Das Grundgesetz macht „Corona-Ferien“ Notwendiges Übel oder demokratische Blaupause?
Seit nun mehr 6 Wochen beherrscht das Coronavirus die Bundesrepublik Deutschland mit einer Wucht, von dessen Auswirkungen und Vorkehrungen der noch so medienwirksamste Virologe vor Monaten wohl keine Vorstellung gehabt hätte. Im Land gelten flächendeckende Ausgangsbeschränkungen und Kontaktverbote. Deutschland rückt zusammen, indem es sich distanziert.
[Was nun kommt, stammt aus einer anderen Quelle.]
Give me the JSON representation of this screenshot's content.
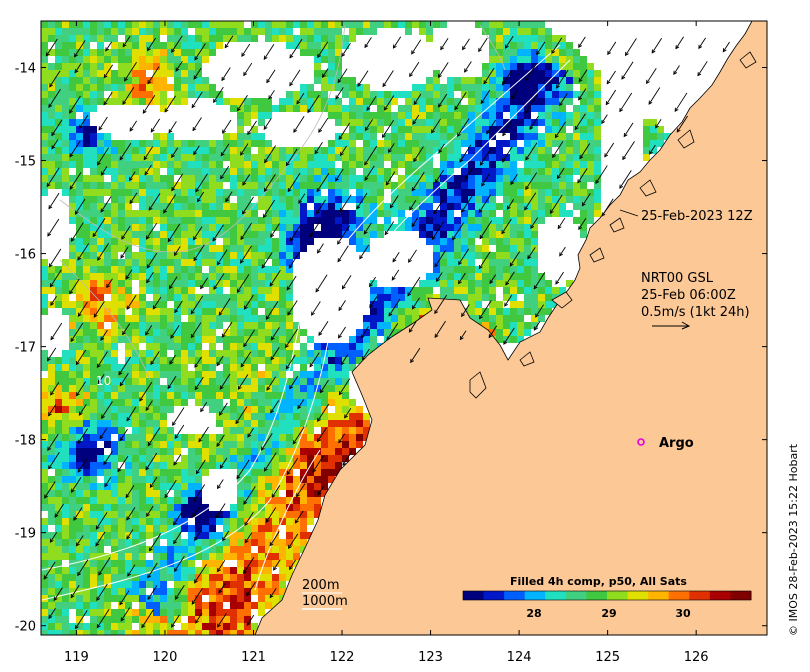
{
  "map": {
    "lon_ticks": [
      "119",
      "120",
      "121",
      "122",
      "123",
      "124",
      "125",
      "126"
    ],
    "lat_ticks": [
      "-14",
      "-15",
      "-16",
      "-17",
      "-18",
      "-19",
      "-20"
    ],
    "lon_range": [
      118.6,
      126.8
    ],
    "lat_range": [
      -13.5,
      -20.1
    ],
    "land_color": "#fbc896",
    "no_data_color": "#ffffff"
  },
  "annotations": {
    "track_time": "25-Feb-2023 12Z",
    "product_line1": "NRT00 GSL",
    "product_line2": "25-Feb 06:00Z",
    "scale_label": "0.5m/s (1kt 24h)",
    "argo_label": "Argo",
    "depth_200": "200m",
    "depth_1000": "1000m",
    "contour_10": "10"
  },
  "colorbar": {
    "title": "Filled 4h comp, p50, All Sats",
    "ticks": [
      "28",
      "29",
      "30"
    ],
    "colors": [
      "#00007f",
      "#0018c8",
      "#0060ff",
      "#00b4ff",
      "#20e0c0",
      "#40d080",
      "#40c840",
      "#90dd20",
      "#e0e000",
      "#ffb400",
      "#ff7000",
      "#e03000",
      "#a80000",
      "#800000"
    ]
  },
  "credit": "© IMOS 28-Feb-2023 15:22 Hobart"
}
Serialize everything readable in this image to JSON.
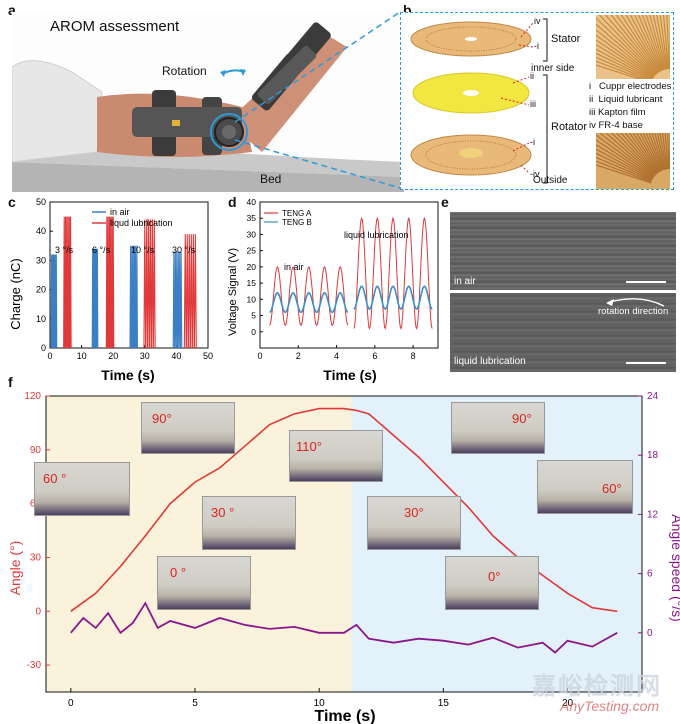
{
  "panels": {
    "a": "a",
    "b": "b",
    "c": "c",
    "d": "d",
    "e": "e",
    "f": "f"
  },
  "panel_a": {
    "title": "AROM assessment",
    "rotation_label": "Rotation",
    "bed_label": "Bed"
  },
  "panel_b": {
    "group_labels": {
      "stator": "Stator",
      "rotator": "Rotator"
    },
    "side_labels": {
      "inner": "inner side",
      "outside": "Outside"
    },
    "layer_marks": [
      "iv",
      "-i",
      "ii",
      "iii",
      "-i",
      "-iv"
    ],
    "legend": [
      "i   Cuppr electrodes",
      "ii  Liquid lubricant",
      "iii Kapton film",
      "iv FR-4 base"
    ]
  },
  "panel_e": {
    "label_top": "in air",
    "label_bottom": "liquid lubrication",
    "rotation_text": "rotation direction"
  },
  "chart_data": [
    {
      "type": "bar",
      "id": "c",
      "xlabel": "Time (s)",
      "ylabel": "Charge (nC)",
      "xlim": [
        0,
        50
      ],
      "ylim": [
        0,
        50
      ],
      "xticks": [
        "0",
        "10",
        "20",
        "30",
        "40",
        "50"
      ],
      "yticks": [
        "0",
        "10",
        "20",
        "30",
        "40",
        "50"
      ],
      "legend": [
        "in air",
        "liqud lubrication"
      ],
      "colors": {
        "in air": "#3b7fc4",
        "liqud lubrication": "#e0393a"
      },
      "annotations": [
        "3 °/s",
        "6 °/s",
        "10 °/s",
        "30 °/s"
      ],
      "series": [
        {
          "name": "in air",
          "groups": [
            {
              "start": 0.5,
              "end": 2.0,
              "value": 32
            },
            {
              "start": 13.5,
              "end": 15.0,
              "value": 34
            },
            {
              "start": 25.5,
              "end": 27.5,
              "value": 35
            },
            {
              "start": 39.2,
              "end": 41.5,
              "value": 33
            }
          ]
        },
        {
          "name": "liqud lubrication",
          "groups": [
            {
              "start": 4.5,
              "end": 6.5,
              "value": 45
            },
            {
              "start": 18.0,
              "end": 20.0,
              "value": 45
            },
            {
              "start": 30.0,
              "end": 33.0,
              "value": 44
            },
            {
              "start": 42.8,
              "end": 46.0,
              "value": 39
            }
          ]
        }
      ]
    },
    {
      "type": "line",
      "id": "d",
      "xlabel": "Time (s)",
      "ylabel": "Voltage Signal (V)",
      "xlim": [
        0,
        9.3
      ],
      "ylim": [
        -5,
        40
      ],
      "xticks": [
        "0",
        "2",
        "4",
        "6",
        "8"
      ],
      "yticks": [
        "0",
        "5",
        "10",
        "15",
        "20",
        "25",
        "30",
        "35",
        "40"
      ],
      "legend": [
        "TENG A",
        "TENG B"
      ],
      "annotations": [
        "in air",
        "liquid lubrication"
      ],
      "series": [
        {
          "name": "TENG A",
          "color": "#e0393a",
          "segments": [
            {
              "start": 0.5,
              "end": 4.6,
              "min": 2,
              "max": 20
            },
            {
              "start": 4.9,
              "end": 9.0,
              "min": 1,
              "max": 35
            }
          ]
        },
        {
          "name": "TENG B",
          "color": "#3b8fc9",
          "segments": [
            {
              "start": 0.5,
              "end": 4.6,
              "min": 6,
              "max": 12
            },
            {
              "start": 4.9,
              "end": 9.0,
              "min": 7,
              "max": 14
            }
          ]
        }
      ]
    },
    {
      "type": "line",
      "id": "f",
      "xlabel": "Time (s)",
      "ylabel": "Angle (°)",
      "y2label": "Angle speed (°/s)",
      "xlim": [
        -1,
        23
      ],
      "ylim": [
        -45,
        120
      ],
      "y2lim": [
        -6,
        24
      ],
      "xticks": [
        "0",
        "5",
        "10",
        "15",
        "20"
      ],
      "yticks": [
        "-30",
        "0",
        "30",
        "60",
        "90",
        "120"
      ],
      "y2ticks": [
        "0",
        "6",
        "12",
        "18",
        "24"
      ],
      "regions": [
        {
          "from": -1,
          "to": 11.3,
          "color": "#fbf2dc"
        },
        {
          "from": 11.3,
          "to": 23,
          "color": "#e3f2fa"
        }
      ],
      "series": [
        {
          "name": "Angle",
          "color": "#e0393a",
          "x": [
            0,
            1,
            2,
            3,
            4,
            5,
            6,
            7,
            8,
            9,
            10,
            11,
            11.5,
            12,
            13,
            14,
            15,
            16,
            17,
            18,
            19,
            20,
            21,
            22
          ],
          "y": [
            0,
            10,
            25,
            42,
            60,
            72,
            80,
            92,
            104,
            110,
            113,
            113,
            112,
            110,
            98,
            86,
            72,
            58,
            42,
            30,
            20,
            10,
            2,
            0
          ]
        },
        {
          "name": "Angle speed",
          "color": "#8b168b",
          "axis": "y2",
          "x": [
            0,
            0.5,
            1,
            1.5,
            2,
            2.5,
            3,
            3.5,
            4,
            5,
            6,
            7,
            8,
            9,
            10,
            11,
            11.5,
            12,
            13,
            14,
            15,
            16,
            17,
            18,
            19,
            19.5,
            20,
            21,
            22
          ],
          "y": [
            0,
            1.5,
            0.5,
            2,
            0,
            1,
            3,
            0.5,
            1.2,
            0.5,
            1.5,
            0.8,
            0.4,
            0.6,
            0,
            0,
            0.8,
            -0.6,
            -1,
            -0.6,
            -0.8,
            -1.2,
            -0.5,
            -1.5,
            -1,
            -2,
            -0.8,
            -1.4,
            0
          ]
        }
      ],
      "thumbnail_labels": [
        "90°",
        "110°",
        "90°",
        "60 °",
        "60°",
        "30 °",
        "30°",
        "0 °",
        "0°"
      ]
    }
  ],
  "watermark": {
    "cn": "嘉峪检测网",
    "en": "AnyTesting.com"
  }
}
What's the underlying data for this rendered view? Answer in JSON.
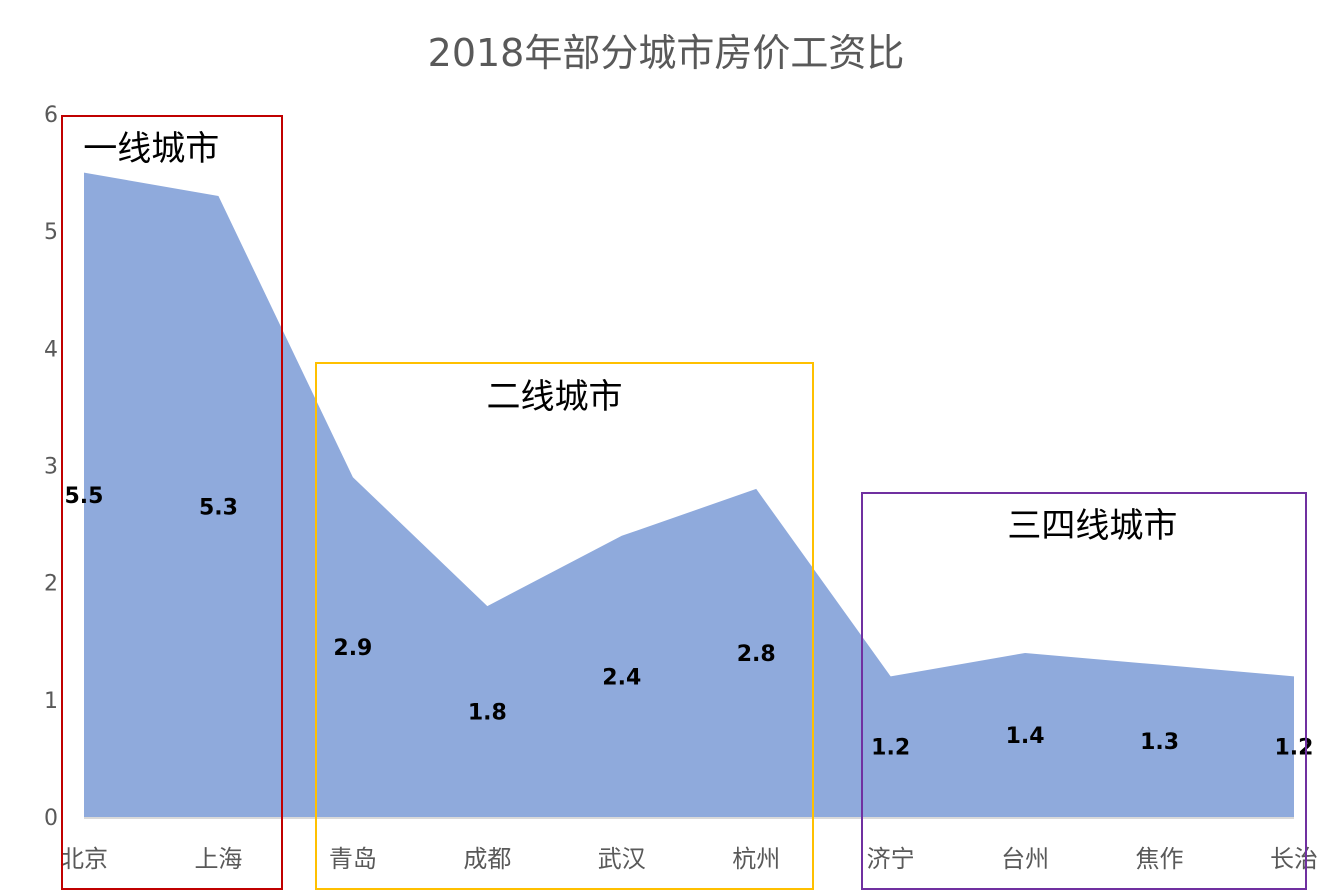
{
  "chart_data": {
    "type": "area",
    "title": "2018年部分城市房价工资比",
    "categories": [
      "北京",
      "上海",
      "青岛",
      "成都",
      "武汉",
      "杭州",
      "济宁",
      "台州",
      "焦作",
      "长治"
    ],
    "values": [
      5.5,
      5.3,
      2.9,
      1.8,
      2.4,
      2.8,
      1.2,
      1.4,
      1.3,
      1.2
    ],
    "data_labels": [
      "5.5",
      "5.3",
      "2.9",
      "1.8",
      "2.4",
      "2.8",
      "1.2",
      "1.4",
      "1.3",
      "1.2"
    ],
    "ylim": [
      0,
      6
    ],
    "yticks": [
      "0",
      "1",
      "2",
      "3",
      "4",
      "5",
      "6"
    ],
    "grid": false,
    "legend": "none",
    "colors": {
      "area": "#8faadc",
      "tier1": "#c00000",
      "tier2": "#ffc000",
      "tier3": "#7030a0"
    },
    "groups": [
      {
        "label": "一线城市",
        "from": 0,
        "to": 1,
        "color": "#c00000"
      },
      {
        "label": "二线城市",
        "from": 2,
        "to": 5,
        "color": "#ffc000"
      },
      {
        "label": "三四线城市",
        "from": 6,
        "to": 9,
        "color": "#7030a0"
      }
    ]
  }
}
Man muss sich nicht als Teil der politisch linken Szene verstehen, um sich einmal die Frage zu stellen, warum die Bürgerinnen und Bürger dieses Landes nahezu stillschweigend die vorherrschenden Einschränkungen des öffentlichen Lebens und des Grundgesetztes, welche fundamentale Säulen des demokratischen Systems sind, hinnehmen. So kommt es dazu, dass die Schutzmaßnahmen zur Eindämmung der Ausbreitung von COVID-19 starke Beschneidungen der Bewegungs- und Reisefreiheit, der Religionsfreiheit, dem Demonstrationsrecht und der Wahrnehmung von Kultur- und Freizeitangeboten fordern. Es kommt schon fast paradox daher, dass die jüngsten Zahlen des ZDF-Politbarometers eine Einstellung der Bürger darlegen, welche wenig mit einer Art „Aufbegehren“ zu tun hat.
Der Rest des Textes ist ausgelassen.